What happens when your sailboat falls off the earth?
November 20, 2018
If the winds were howling, salty spray pelting my face, and the frightening waves looked like boulders, dark and grey, I would probably be laughing on my 13th century voyage. As a modern sailor, I love when the sky and sea are nearly the same shade of grey and rain thrashes down so hard you can’t tell if you are soaked with salt or freshwater. I love straining to keep the boat from catapulting you over the rail. I love waging a war on the sea because there is something about an angry ocean that’s so inspiring and amazing and humbling. I know I can never beat the sea but I feel that every rainy day I get one step closer to my fruitless goal. It’s all about the journey, right?

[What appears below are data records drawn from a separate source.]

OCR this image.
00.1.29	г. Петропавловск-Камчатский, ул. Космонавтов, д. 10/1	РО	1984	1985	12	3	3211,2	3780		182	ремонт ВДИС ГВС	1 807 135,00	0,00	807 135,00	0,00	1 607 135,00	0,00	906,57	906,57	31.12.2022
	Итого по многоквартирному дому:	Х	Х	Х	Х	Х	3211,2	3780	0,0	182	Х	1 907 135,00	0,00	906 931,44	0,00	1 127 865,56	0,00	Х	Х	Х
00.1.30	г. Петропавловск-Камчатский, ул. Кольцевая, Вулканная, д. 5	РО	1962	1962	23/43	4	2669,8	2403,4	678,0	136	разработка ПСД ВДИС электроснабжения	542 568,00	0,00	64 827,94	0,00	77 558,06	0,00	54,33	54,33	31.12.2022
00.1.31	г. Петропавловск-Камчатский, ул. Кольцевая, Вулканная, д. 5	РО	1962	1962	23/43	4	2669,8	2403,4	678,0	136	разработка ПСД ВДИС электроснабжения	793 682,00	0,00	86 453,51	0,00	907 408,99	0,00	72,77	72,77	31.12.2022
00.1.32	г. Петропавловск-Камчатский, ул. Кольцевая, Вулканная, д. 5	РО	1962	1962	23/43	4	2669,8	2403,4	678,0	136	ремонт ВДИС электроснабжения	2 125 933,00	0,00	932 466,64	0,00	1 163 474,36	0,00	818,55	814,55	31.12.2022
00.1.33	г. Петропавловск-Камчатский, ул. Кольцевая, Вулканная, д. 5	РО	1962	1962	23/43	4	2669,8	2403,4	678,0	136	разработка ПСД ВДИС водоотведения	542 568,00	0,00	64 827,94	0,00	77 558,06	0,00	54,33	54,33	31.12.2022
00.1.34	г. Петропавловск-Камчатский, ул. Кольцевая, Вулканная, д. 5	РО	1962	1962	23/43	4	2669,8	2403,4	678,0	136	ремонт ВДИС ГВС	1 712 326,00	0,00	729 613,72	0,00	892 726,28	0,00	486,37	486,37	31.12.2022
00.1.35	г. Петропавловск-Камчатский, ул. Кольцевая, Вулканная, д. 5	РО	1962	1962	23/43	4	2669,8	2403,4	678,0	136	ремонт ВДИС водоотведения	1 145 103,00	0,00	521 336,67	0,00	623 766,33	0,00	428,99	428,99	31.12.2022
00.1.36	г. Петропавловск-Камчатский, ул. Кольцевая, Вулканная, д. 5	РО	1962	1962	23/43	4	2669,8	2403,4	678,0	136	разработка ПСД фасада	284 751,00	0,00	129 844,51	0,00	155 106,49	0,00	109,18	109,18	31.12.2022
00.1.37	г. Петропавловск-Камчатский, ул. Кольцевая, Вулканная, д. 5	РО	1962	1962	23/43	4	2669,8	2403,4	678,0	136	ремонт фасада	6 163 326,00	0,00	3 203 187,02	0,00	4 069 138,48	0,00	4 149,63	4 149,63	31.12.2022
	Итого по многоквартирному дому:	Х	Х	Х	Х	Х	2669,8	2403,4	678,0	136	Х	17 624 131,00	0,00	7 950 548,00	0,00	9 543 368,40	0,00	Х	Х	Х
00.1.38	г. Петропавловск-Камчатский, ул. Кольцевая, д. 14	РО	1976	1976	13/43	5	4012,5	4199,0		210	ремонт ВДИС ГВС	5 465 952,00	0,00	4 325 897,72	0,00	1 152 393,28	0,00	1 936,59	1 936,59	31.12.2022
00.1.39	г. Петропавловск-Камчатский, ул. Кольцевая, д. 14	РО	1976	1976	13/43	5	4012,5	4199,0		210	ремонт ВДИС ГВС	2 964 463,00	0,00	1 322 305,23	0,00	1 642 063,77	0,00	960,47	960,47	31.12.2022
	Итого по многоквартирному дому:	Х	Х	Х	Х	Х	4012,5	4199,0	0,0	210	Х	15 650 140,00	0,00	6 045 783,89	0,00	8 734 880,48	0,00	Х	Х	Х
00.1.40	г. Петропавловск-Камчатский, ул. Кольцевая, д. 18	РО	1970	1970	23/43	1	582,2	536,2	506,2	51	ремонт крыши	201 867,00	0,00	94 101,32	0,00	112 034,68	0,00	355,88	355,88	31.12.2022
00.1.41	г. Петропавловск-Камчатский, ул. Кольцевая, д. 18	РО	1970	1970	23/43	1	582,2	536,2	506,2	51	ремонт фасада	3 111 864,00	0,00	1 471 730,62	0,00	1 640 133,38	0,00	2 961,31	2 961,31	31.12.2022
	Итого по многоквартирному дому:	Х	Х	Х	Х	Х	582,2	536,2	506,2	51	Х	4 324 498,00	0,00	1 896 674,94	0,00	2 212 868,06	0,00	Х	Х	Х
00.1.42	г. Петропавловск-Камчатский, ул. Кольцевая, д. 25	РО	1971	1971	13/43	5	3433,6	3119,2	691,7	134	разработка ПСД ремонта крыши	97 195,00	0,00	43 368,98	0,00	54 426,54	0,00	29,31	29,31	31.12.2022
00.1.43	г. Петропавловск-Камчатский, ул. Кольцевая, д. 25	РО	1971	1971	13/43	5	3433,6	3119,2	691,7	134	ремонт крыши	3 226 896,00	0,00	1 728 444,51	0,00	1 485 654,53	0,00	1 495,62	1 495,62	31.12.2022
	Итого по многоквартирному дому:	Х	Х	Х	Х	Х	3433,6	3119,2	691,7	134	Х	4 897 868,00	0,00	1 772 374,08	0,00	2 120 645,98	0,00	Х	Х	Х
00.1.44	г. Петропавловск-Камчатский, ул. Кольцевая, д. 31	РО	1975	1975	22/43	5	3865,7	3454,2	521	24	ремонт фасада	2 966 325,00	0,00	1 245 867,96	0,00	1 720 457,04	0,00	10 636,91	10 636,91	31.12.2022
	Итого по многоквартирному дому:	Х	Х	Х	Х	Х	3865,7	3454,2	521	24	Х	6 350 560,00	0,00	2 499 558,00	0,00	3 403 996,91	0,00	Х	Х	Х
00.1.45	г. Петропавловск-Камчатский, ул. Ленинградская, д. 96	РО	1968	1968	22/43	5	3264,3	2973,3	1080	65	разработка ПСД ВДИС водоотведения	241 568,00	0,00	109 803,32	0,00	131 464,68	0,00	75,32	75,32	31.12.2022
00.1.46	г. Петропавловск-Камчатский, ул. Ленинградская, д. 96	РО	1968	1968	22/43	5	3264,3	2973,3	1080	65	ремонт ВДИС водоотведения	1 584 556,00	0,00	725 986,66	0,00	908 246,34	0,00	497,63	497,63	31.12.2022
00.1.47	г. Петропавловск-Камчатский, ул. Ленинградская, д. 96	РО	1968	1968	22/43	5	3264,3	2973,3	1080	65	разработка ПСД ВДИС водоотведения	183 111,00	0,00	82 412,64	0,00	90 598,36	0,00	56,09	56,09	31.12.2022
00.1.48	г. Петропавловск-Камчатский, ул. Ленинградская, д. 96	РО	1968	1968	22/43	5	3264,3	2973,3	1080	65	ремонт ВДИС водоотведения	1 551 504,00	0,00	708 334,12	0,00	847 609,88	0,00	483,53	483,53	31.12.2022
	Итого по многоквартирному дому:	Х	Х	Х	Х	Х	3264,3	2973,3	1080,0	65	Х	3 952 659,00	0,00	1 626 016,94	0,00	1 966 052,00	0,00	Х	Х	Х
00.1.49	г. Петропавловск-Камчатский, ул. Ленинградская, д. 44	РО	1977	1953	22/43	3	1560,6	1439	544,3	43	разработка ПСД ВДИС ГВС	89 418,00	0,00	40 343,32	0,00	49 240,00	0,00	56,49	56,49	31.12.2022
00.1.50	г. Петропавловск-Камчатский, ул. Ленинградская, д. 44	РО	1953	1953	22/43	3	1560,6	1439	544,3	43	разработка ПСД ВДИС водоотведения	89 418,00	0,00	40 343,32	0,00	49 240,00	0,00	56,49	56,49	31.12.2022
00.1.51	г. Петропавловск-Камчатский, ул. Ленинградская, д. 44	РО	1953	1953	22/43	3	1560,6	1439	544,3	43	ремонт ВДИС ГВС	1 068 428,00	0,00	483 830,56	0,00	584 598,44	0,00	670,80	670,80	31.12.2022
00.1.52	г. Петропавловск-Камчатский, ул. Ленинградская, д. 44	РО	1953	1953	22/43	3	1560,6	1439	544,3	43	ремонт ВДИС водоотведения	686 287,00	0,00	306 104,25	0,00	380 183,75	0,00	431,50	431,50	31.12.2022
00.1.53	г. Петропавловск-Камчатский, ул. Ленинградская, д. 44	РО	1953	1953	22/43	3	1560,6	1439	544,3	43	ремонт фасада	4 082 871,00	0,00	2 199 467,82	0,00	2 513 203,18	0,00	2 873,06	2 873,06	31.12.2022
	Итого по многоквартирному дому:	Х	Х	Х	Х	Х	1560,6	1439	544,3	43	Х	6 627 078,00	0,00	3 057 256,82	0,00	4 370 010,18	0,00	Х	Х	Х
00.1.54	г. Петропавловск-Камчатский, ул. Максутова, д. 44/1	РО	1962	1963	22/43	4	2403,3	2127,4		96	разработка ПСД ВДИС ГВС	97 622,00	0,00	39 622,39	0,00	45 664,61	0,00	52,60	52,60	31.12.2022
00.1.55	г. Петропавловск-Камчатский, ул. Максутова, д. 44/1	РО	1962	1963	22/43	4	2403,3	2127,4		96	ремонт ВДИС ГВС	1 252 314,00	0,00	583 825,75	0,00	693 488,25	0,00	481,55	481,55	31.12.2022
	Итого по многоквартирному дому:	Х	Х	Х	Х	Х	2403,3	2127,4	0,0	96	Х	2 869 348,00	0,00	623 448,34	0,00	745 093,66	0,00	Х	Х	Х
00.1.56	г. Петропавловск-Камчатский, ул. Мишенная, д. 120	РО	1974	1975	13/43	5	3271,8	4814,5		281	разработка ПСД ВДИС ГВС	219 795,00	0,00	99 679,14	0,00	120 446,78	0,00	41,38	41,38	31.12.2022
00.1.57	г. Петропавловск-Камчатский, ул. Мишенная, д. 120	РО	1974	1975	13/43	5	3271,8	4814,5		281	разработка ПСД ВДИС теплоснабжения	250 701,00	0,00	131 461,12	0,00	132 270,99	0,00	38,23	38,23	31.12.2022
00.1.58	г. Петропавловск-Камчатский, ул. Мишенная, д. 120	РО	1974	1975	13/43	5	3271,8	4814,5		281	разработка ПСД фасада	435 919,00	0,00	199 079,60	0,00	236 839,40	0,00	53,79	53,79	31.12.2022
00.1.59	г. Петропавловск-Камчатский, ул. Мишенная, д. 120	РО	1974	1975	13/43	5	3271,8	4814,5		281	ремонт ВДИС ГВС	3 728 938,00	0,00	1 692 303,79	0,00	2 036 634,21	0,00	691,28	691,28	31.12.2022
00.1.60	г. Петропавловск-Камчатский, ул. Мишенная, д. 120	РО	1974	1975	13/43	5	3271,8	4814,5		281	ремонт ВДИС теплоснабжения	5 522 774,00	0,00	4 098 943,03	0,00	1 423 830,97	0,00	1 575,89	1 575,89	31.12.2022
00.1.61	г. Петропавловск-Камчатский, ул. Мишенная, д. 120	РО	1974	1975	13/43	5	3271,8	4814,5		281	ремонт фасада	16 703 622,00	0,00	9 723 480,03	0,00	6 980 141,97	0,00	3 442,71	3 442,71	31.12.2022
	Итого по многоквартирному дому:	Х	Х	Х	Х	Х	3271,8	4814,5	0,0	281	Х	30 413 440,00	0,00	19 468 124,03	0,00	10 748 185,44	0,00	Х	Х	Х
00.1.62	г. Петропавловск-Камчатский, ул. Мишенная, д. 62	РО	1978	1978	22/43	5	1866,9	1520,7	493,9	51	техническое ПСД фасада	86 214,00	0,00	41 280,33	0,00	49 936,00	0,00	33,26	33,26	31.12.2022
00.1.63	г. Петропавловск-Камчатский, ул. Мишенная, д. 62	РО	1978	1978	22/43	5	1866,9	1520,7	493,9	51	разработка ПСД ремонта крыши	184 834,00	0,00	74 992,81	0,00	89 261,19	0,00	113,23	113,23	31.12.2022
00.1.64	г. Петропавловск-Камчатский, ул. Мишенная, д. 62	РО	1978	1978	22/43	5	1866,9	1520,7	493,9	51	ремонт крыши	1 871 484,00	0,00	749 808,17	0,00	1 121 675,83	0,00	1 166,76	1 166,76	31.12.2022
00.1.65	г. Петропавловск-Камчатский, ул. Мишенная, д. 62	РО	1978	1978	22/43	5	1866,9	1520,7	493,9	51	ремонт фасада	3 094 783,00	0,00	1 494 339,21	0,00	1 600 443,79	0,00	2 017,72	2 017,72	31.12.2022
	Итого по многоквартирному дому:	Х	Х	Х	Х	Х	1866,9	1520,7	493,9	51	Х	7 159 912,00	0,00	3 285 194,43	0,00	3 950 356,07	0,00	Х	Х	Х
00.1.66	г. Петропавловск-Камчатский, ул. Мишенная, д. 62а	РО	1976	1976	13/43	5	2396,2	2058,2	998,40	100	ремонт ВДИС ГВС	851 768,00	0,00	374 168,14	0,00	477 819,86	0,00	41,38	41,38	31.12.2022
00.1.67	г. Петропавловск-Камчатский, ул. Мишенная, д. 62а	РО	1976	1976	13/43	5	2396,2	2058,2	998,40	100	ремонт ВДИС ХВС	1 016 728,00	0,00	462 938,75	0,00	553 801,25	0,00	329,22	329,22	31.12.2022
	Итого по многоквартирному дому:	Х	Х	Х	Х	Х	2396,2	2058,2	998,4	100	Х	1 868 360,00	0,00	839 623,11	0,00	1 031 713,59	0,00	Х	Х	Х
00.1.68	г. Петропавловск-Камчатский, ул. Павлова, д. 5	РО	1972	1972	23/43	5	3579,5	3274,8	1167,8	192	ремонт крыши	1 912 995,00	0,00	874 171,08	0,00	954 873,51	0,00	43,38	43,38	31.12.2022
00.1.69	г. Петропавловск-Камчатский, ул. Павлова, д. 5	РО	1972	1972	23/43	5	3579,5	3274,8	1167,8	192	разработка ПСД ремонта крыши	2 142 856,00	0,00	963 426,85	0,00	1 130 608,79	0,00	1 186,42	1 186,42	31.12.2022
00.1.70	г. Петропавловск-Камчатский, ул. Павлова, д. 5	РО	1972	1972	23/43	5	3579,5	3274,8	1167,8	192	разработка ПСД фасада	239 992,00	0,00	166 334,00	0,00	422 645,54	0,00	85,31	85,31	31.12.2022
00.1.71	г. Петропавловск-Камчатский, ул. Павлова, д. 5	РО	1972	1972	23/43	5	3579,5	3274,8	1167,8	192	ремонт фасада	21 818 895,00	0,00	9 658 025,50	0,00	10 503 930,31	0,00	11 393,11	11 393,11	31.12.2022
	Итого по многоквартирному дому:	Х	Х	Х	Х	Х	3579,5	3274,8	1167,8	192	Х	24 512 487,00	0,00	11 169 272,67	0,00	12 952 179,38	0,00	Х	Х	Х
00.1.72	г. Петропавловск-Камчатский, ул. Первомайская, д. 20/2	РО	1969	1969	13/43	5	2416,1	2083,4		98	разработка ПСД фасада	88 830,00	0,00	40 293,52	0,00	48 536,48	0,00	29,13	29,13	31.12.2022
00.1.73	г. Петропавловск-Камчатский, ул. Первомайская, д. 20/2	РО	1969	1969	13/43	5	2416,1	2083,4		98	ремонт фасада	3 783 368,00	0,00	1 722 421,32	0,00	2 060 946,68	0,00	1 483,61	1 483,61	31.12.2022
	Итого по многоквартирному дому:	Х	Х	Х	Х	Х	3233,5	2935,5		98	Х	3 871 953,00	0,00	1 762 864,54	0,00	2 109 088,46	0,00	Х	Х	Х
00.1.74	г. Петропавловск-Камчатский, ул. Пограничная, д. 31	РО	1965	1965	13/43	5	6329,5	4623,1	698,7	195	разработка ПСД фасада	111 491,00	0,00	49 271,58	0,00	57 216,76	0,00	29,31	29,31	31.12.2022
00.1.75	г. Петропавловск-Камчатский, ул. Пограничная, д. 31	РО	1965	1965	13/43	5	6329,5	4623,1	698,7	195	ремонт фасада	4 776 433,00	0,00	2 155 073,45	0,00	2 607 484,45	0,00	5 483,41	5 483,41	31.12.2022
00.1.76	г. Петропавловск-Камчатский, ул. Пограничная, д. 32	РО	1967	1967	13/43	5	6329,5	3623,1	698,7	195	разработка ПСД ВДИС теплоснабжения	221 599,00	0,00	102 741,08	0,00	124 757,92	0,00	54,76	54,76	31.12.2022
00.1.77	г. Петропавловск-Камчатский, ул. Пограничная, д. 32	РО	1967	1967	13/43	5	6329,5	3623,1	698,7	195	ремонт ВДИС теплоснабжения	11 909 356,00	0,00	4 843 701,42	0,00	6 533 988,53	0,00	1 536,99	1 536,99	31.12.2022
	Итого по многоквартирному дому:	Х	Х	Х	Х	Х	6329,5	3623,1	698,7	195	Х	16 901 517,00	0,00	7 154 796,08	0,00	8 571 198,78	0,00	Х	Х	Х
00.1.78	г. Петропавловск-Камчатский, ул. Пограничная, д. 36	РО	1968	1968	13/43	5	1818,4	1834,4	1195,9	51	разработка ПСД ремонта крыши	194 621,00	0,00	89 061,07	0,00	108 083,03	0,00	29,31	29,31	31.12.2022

However, if I fell right off the edge of the earth technically I would win! I would have conquered the ocean! Falling from Earth, I would be elated and suspended in the amazement at my impossible success. Then, I would ponder how I would finally be able to relate to the Black Pearl when it fell off the edge of the earth on its quest for Jack Sparrow. And then, I would recall the entertaining scene in the movie when a crew member, purple with cold, accidentally snaps off his toe with a unique crunching sound and I would wonder if that was actually possible (and yes, I would be able to think all these thoughts, clinging to the ship’s wooden deck as it fell through the atmosphere which I imagine to be ovular, because when you are not connected to the ground, time fluctuates. Like when you are launched off a ski jump, time slows and you feel like you’re in a slow mo video with epic music in the background.)
Now, while falling off the edge of the earth is often considered impossible, falling out of the earth’s atmosphere would lead to certain death. However, if you fall off a table, you don’t fall out of the atmosphere. So, instead of dying miserable deaths in the atmosphere, that falling wooden ship would shoot towards the edge of the atmosphere before being pulled by gravity in a loop towards the flat, table-like Earth’s underneath all amidst the dulcet tones of the crew members’ and my own screeches. Landing on the Earth’s underbelly, our rickety 13th century boat splushes into beautifully calm, glittering, turquoise waters. Dolphins and a bouquet of fish leap from the water. Not a cloud in the sky, we land in the alternate of the reality above. Confused, we gather as a crew and try to figure out what needs fixing, if anyone needs medical attention, and WHAT JUST HAPPENED!
Looking out from the crow’s nest, a crew member shouts down, “I see a ship! I see a ship!” Over we make our way, sails puffed out by the comforting winds, waving our hands, trying to make contact to no avail. Even once we lock bulwarks, our ship rocking from the impact, the other ship’s crew take no notice. Some crew members scrub the wooden deck with frothing suds. Others bustle down the rickety ladder to the musky darkness below decks. The captain lazes at the helm, harsh steering unnecessary with the gentle breeze. Sunlight bronzes their skin and glints off their unstressed faces. We wave and even mount the neighboring ship’s decks, standing amongst the coils of rope, shouting. Then, it dawns on us, those crew members are our inverses. The x to our 1/x. What we will learn from watching them!